# (IR) Special Notice from Edena_of_Neith



## Edena_of_Neith (Feb 18, 2002)

There will be a delay of 24 hours in the IR.

  Turn 0 will begin at 17:00 Hours (5 in the afternoon eastern time USA) tomorrow (the 20th.)

  Turn 1 will begin when Turn 0 has accumulated over 100 posts.

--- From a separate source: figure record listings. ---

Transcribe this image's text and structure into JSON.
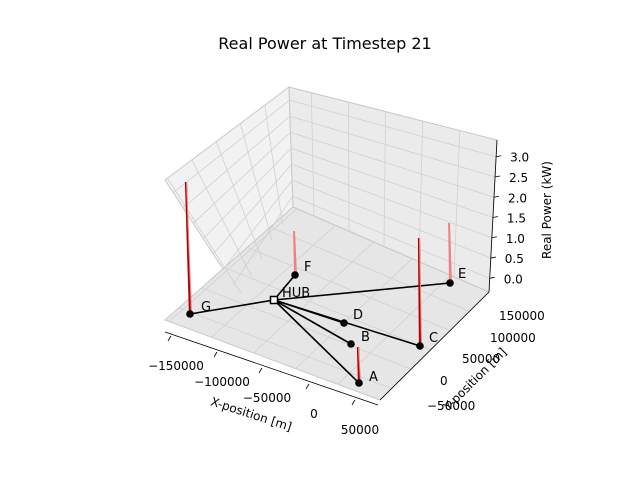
{
  "chart_data": {
    "type": "3d-stem-network",
    "title": "Real Power at Timestep 21",
    "xlabel": "X-position [m]",
    "ylabel": "Y-position [m]",
    "zlabel": "Real Power (kW)",
    "x_ticks": [
      "−150000",
      "−100000",
      "−50000",
      "0",
      "50000"
    ],
    "y_ticks": [
      "−50000",
      "0",
      "50000",
      "100000",
      "150000"
    ],
    "z_ticks": [
      "0.0",
      "0.5",
      "1.0",
      "1.5",
      "2.0",
      "2.5",
      "3.0"
    ],
    "hub": {
      "name": "HUB"
    },
    "nodes": [
      {
        "name": "A",
        "power": 0.9
      },
      {
        "name": "B",
        "power": 0.0
      },
      {
        "name": "C",
        "power": 2.7
      },
      {
        "name": "D",
        "power": 0.0
      },
      {
        "name": "E",
        "power": 1.5
      },
      {
        "name": "F",
        "power": 1.1
      },
      {
        "name": "G",
        "power": 3.3
      }
    ],
    "colors": {
      "stem": "#b30000",
      "stem_light": "#f08080",
      "network": "#000000",
      "grid": "#d0d0d0"
    }
  }
}
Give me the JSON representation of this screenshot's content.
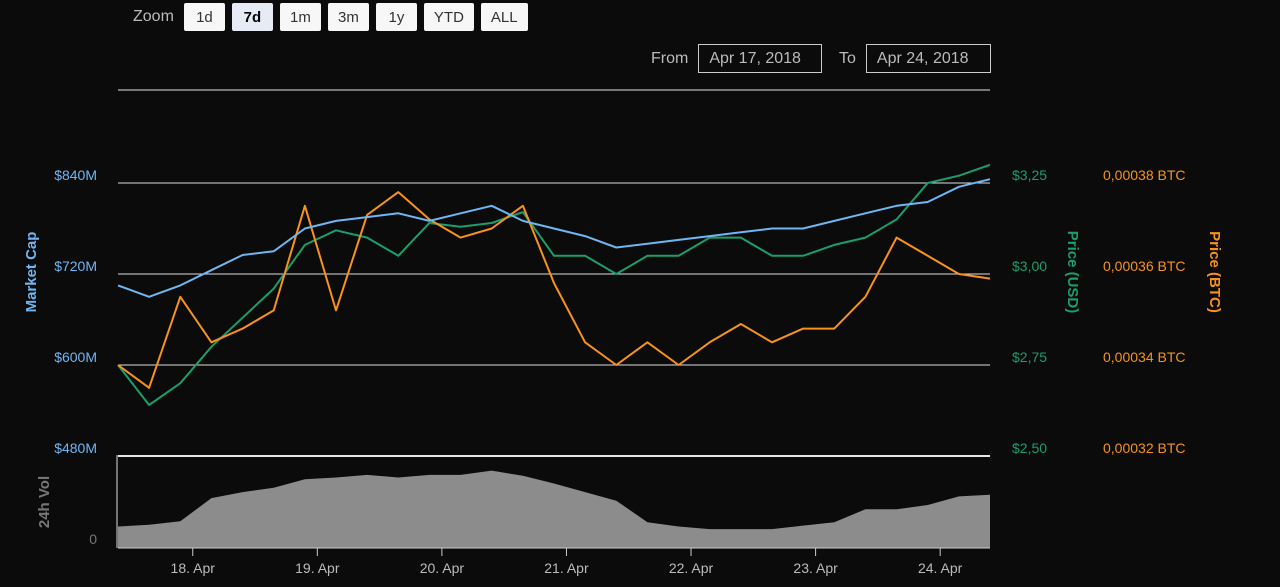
{
  "zoom": {
    "label": "Zoom",
    "buttons": [
      "1d",
      "7d",
      "1m",
      "3m",
      "1y",
      "YTD",
      "ALL"
    ],
    "active": "7d"
  },
  "range": {
    "from_label": "From",
    "from_value": "Apr 17, 2018",
    "to_label": "To",
    "to_value": "Apr 24, 2018"
  },
  "colors": {
    "market_cap": "#6fb6f2",
    "price_usd": "#1a9e6b",
    "price_btc": "#f7931a",
    "volume": "#8c8c8c"
  },
  "chart_data": {
    "type": "line",
    "x_ticks": [
      "18. Apr",
      "19. Apr",
      "20. Apr",
      "21. Apr",
      "22. Apr",
      "23. Apr",
      "24. Apr"
    ],
    "x_range": [
      "Apr 17, 2018",
      "Apr 24, 2018"
    ],
    "axes": {
      "market_cap": {
        "label": "Market Cap",
        "ticks": [
          "$840M",
          "$720M",
          "$600M",
          "$480M"
        ],
        "values": [
          840,
          720,
          600,
          480
        ],
        "unit": "USD millions"
      },
      "price_usd": {
        "label": "Price (USD)",
        "ticks": [
          "$3,25",
          "$3,00",
          "$2,75",
          "$2,50"
        ],
        "values": [
          3.25,
          3.0,
          2.75,
          2.5
        ]
      },
      "price_btc": {
        "label": "Price (BTC)",
        "ticks": [
          "0,00038 BTC",
          "0,00036 BTC",
          "0,00034 BTC",
          "0,00032 BTC"
        ],
        "values": [
          0.00038,
          0.00036,
          0.00034,
          0.00032
        ]
      },
      "volume": {
        "label": "24h Vol",
        "ticks": [
          "0"
        ]
      }
    },
    "x_days": [
      0,
      0.25,
      0.5,
      0.75,
      1.0,
      1.25,
      1.5,
      1.75,
      2.0,
      2.25,
      2.5,
      2.75,
      3.0,
      3.25,
      3.5,
      3.75,
      4.0,
      4.25,
      4.5,
      4.75,
      5.0,
      5.25,
      5.5,
      5.75,
      6.0,
      6.25,
      6.5,
      6.75,
      7.0
    ],
    "series": [
      {
        "name": "Market Cap",
        "axis": "market_cap",
        "values": [
          705,
          690,
          705,
          725,
          745,
          750,
          780,
          790,
          795,
          800,
          790,
          800,
          810,
          790,
          780,
          770,
          755,
          760,
          765,
          770,
          775,
          780,
          780,
          790,
          800,
          810,
          815,
          835,
          845
        ]
      },
      {
        "name": "Price (USD)",
        "axis": "price_usd",
        "values": [
          2.75,
          2.64,
          2.7,
          2.8,
          2.88,
          2.96,
          3.08,
          3.12,
          3.1,
          3.05,
          3.14,
          3.13,
          3.14,
          3.17,
          3.05,
          3.05,
          3.0,
          3.05,
          3.05,
          3.1,
          3.1,
          3.05,
          3.05,
          3.08,
          3.1,
          3.15,
          3.25,
          3.27,
          3.3
        ]
      },
      {
        "name": "Price (BTC)",
        "axis": "price_btc",
        "values": [
          0.00034,
          0.000335,
          0.000355,
          0.000345,
          0.000348,
          0.000352,
          0.000375,
          0.000352,
          0.000373,
          0.000378,
          0.000372,
          0.000368,
          0.00037,
          0.000375,
          0.000358,
          0.000345,
          0.00034,
          0.000345,
          0.00034,
          0.000345,
          0.000349,
          0.000345,
          0.000348,
          0.000348,
          0.000355,
          0.000368,
          0.000364,
          0.00036,
          0.000359
        ]
      },
      {
        "name": "24h Vol",
        "axis": "volume",
        "values": [
          0.25,
          0.27,
          0.31,
          0.58,
          0.65,
          0.7,
          0.8,
          0.82,
          0.85,
          0.82,
          0.85,
          0.85,
          0.9,
          0.84,
          0.75,
          0.65,
          0.55,
          0.3,
          0.25,
          0.22,
          0.22,
          0.22,
          0.26,
          0.3,
          0.45,
          0.45,
          0.5,
          0.6,
          0.62
        ]
      }
    ],
    "grid": true
  }
}
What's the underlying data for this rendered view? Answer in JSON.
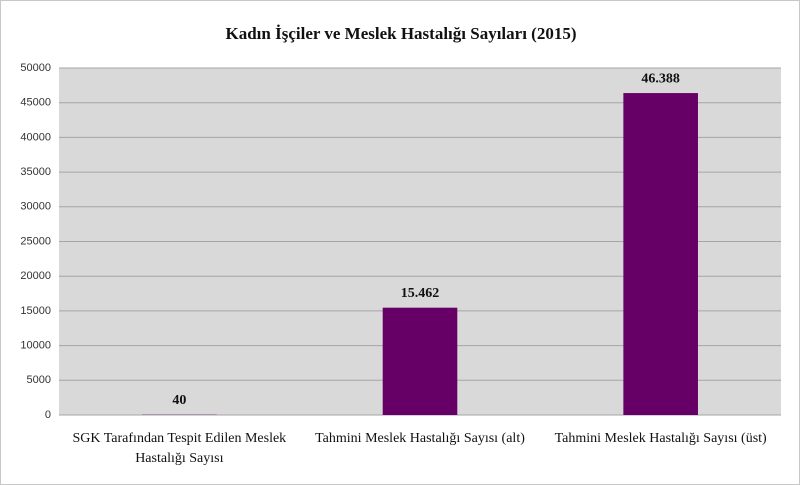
{
  "chart_data": {
    "type": "bar",
    "title": "Kadın İşçiler ve Meslek Hastalığı Sayıları (2015)",
    "categories": [
      "SGK Tarafından Tespit Edilen Meslek Hastalığı Sayısı",
      "Tahmini Meslek Hastalığı Sayısı (alt)",
      "Tahmini Meslek Hastalığı Sayısı (üst)"
    ],
    "values": [
      40,
      15462,
      46388
    ],
    "value_labels": [
      "40",
      "15.462",
      "46.388"
    ],
    "color": "#660066",
    "ylim": [
      0,
      50000
    ],
    "yticks": [
      0,
      5000,
      10000,
      15000,
      20000,
      25000,
      30000,
      35000,
      40000,
      45000,
      50000
    ],
    "grid": true
  }
}
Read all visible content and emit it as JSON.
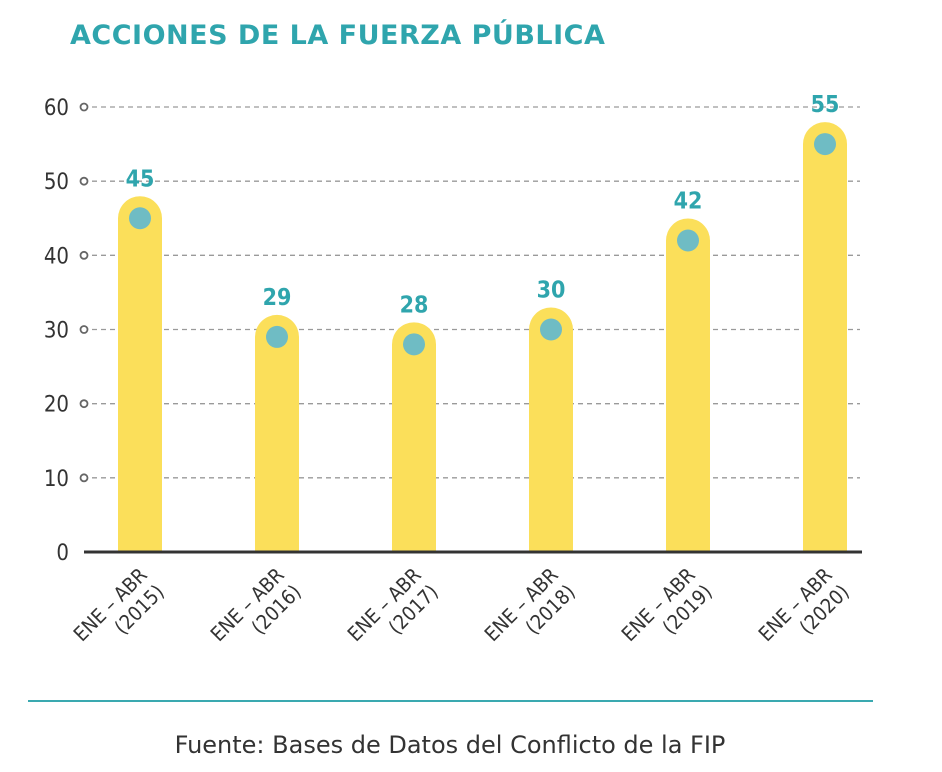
{
  "chart_data": {
    "type": "bar",
    "title": "ACCIONES DE LA FUERZA PÚBLICA",
    "categories": [
      [
        "ENE – ABR",
        "(2015)"
      ],
      [
        "ENE – ABR",
        "(2016)"
      ],
      [
        "ENE – ABR",
        "(2017)"
      ],
      [
        "ENE – ABR",
        "(2018)"
      ],
      [
        "ENE – ABR",
        "(2019)"
      ],
      [
        "ENE – ABR",
        "(2020)"
      ]
    ],
    "values": [
      45,
      29,
      28,
      30,
      42,
      55
    ],
    "value_labels": [
      "45",
      "29",
      "28",
      "30",
      "42",
      "55"
    ],
    "ylim": [
      0,
      60
    ],
    "yticks": [
      0,
      10,
      20,
      30,
      40,
      50,
      60
    ],
    "ytick_labels": [
      "0",
      "10",
      "20",
      "30",
      "40",
      "50",
      "60"
    ],
    "grid": true,
    "xlabel": "",
    "ylabel": "",
    "colors": {
      "bar": "#fbdf5a",
      "dot": "#6fbcc4",
      "label": "#2fa5ad",
      "title": "#2fa5ad",
      "grid": "#9a9a9a",
      "axis": "#333333"
    }
  },
  "source": "Fuente: Bases de Datos del Conflicto de la FIP"
}
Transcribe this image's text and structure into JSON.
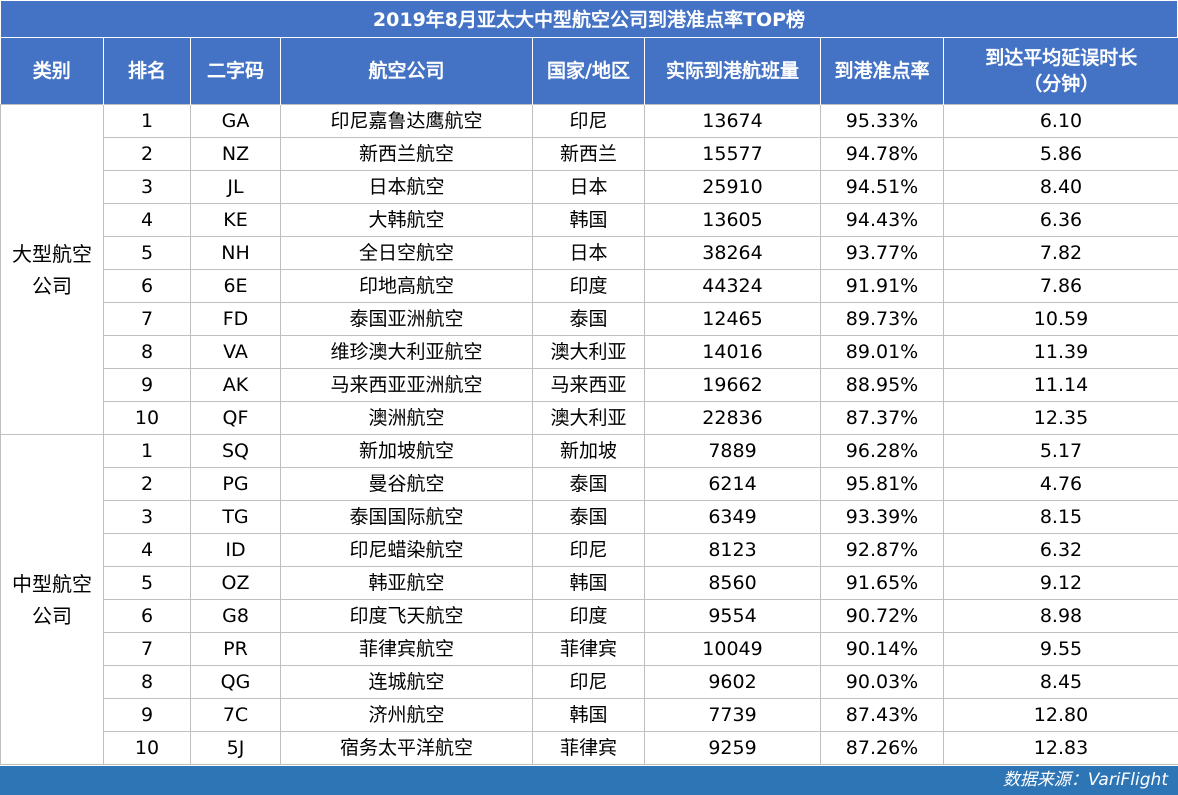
{
  "title": "2019年8月亚太大中型航空公司到港准点率TOP榜",
  "headers": {
    "category": "类别",
    "rank": "排名",
    "code": "二字码",
    "airline": "航空公司",
    "country": "国家/地区",
    "flights": "实际到港航班量",
    "otp": "到港准点率",
    "delay_line1": "到达平均延误时长",
    "delay_line2": "（分钟）"
  },
  "groups": [
    {
      "category_line1": "大型航空",
      "category_line2": "公司",
      "rows": [
        {
          "rank": "1",
          "code": "GA",
          "airline": "印尼嘉鲁达鹰航空",
          "country": "印尼",
          "flights": "13674",
          "otp": "95.33%",
          "delay": "6.10"
        },
        {
          "rank": "2",
          "code": "NZ",
          "airline": "新西兰航空",
          "country": "新西兰",
          "flights": "15577",
          "otp": "94.78%",
          "delay": "5.86"
        },
        {
          "rank": "3",
          "code": "JL",
          "airline": "日本航空",
          "country": "日本",
          "flights": "25910",
          "otp": "94.51%",
          "delay": "8.40"
        },
        {
          "rank": "4",
          "code": "KE",
          "airline": "大韩航空",
          "country": "韩国",
          "flights": "13605",
          "otp": "94.43%",
          "delay": "6.36"
        },
        {
          "rank": "5",
          "code": "NH",
          "airline": "全日空航空",
          "country": "日本",
          "flights": "38264",
          "otp": "93.77%",
          "delay": "7.82"
        },
        {
          "rank": "6",
          "code": "6E",
          "airline": "印地高航空",
          "country": "印度",
          "flights": "44324",
          "otp": "91.91%",
          "delay": "7.86"
        },
        {
          "rank": "7",
          "code": "FD",
          "airline": "泰国亚洲航空",
          "country": "泰国",
          "flights": "12465",
          "otp": "89.73%",
          "delay": "10.59"
        },
        {
          "rank": "8",
          "code": "VA",
          "airline": "维珍澳大利亚航空",
          "country": "澳大利亚",
          "flights": "14016",
          "otp": "89.01%",
          "delay": "11.39"
        },
        {
          "rank": "9",
          "code": "AK",
          "airline": "马来西亚亚洲航空",
          "country": "马来西亚",
          "flights": "19662",
          "otp": "88.95%",
          "delay": "11.14"
        },
        {
          "rank": "10",
          "code": "QF",
          "airline": "澳洲航空",
          "country": "澳大利亚",
          "flights": "22836",
          "otp": "87.37%",
          "delay": "12.35"
        }
      ]
    },
    {
      "category_line1": "中型航空",
      "category_line2": "公司",
      "rows": [
        {
          "rank": "1",
          "code": "SQ",
          "airline": "新加坡航空",
          "country": "新加坡",
          "flights": "7889",
          "otp": "96.28%",
          "delay": "5.17"
        },
        {
          "rank": "2",
          "code": "PG",
          "airline": "曼谷航空",
          "country": "泰国",
          "flights": "6214",
          "otp": "95.81%",
          "delay": "4.76"
        },
        {
          "rank": "3",
          "code": "TG",
          "airline": "泰国国际航空",
          "country": "泰国",
          "flights": "6349",
          "otp": "93.39%",
          "delay": "8.15"
        },
        {
          "rank": "4",
          "code": "ID",
          "airline": "印尼蜡染航空",
          "country": "印尼",
          "flights": "8123",
          "otp": "92.87%",
          "delay": "6.32"
        },
        {
          "rank": "5",
          "code": "OZ",
          "airline": "韩亚航空",
          "country": "韩国",
          "flights": "8560",
          "otp": "91.65%",
          "delay": "9.12"
        },
        {
          "rank": "6",
          "code": "G8",
          "airline": "印度飞天航空",
          "country": "印度",
          "flights": "9554",
          "otp": "90.72%",
          "delay": "8.98"
        },
        {
          "rank": "7",
          "code": "PR",
          "airline": "菲律宾航空",
          "country": "菲律宾",
          "flights": "10049",
          "otp": "90.14%",
          "delay": "9.55"
        },
        {
          "rank": "8",
          "code": "QG",
          "airline": "连城航空",
          "country": "印尼",
          "flights": "9602",
          "otp": "90.03%",
          "delay": "8.45"
        },
        {
          "rank": "9",
          "code": "7C",
          "airline": "济州航空",
          "country": "韩国",
          "flights": "7739",
          "otp": "87.43%",
          "delay": "12.80"
        },
        {
          "rank": "10",
          "code": "5J",
          "airline": "宿务太平洋航空",
          "country": "菲律宾",
          "flights": "9259",
          "otp": "87.26%",
          "delay": "12.83"
        }
      ]
    }
  ],
  "footer": "数据来源：VariFlight"
}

  I shall take the extra time to:

  Rest my eyes.
  Catch up on sleep.
  Adjudicate the latest claims.
  Work with Maudlin to update the map.

  DO NOT e-mail me during the next 24 hours.
  My time and efforts must be spent on helping Maudlin.
  And I need rest and stress relief, so that I may moderate the IR properly.

  Yours Sincerely
  Edena_of_Neith


----------



## Serpenteye (Feb 18, 2002)

K


----------



## Mr. Draco (Feb 18, 2002)

gotcha


----------



## William Ronald (Feb 18, 2002)

*New Thread*

Edena:

Darkness has just closed the 4th IR thread.  I know that you are away from your e-mail.  So I am going to take an action which I hope will not offend you.

I will start up the 5th IR prep thread.  (I will recopy your posts) and the Unclaimed Territories list.   This way people can try to work out claims and ask questions why you are away.

Again, I apologize if this seems presumptive.


----------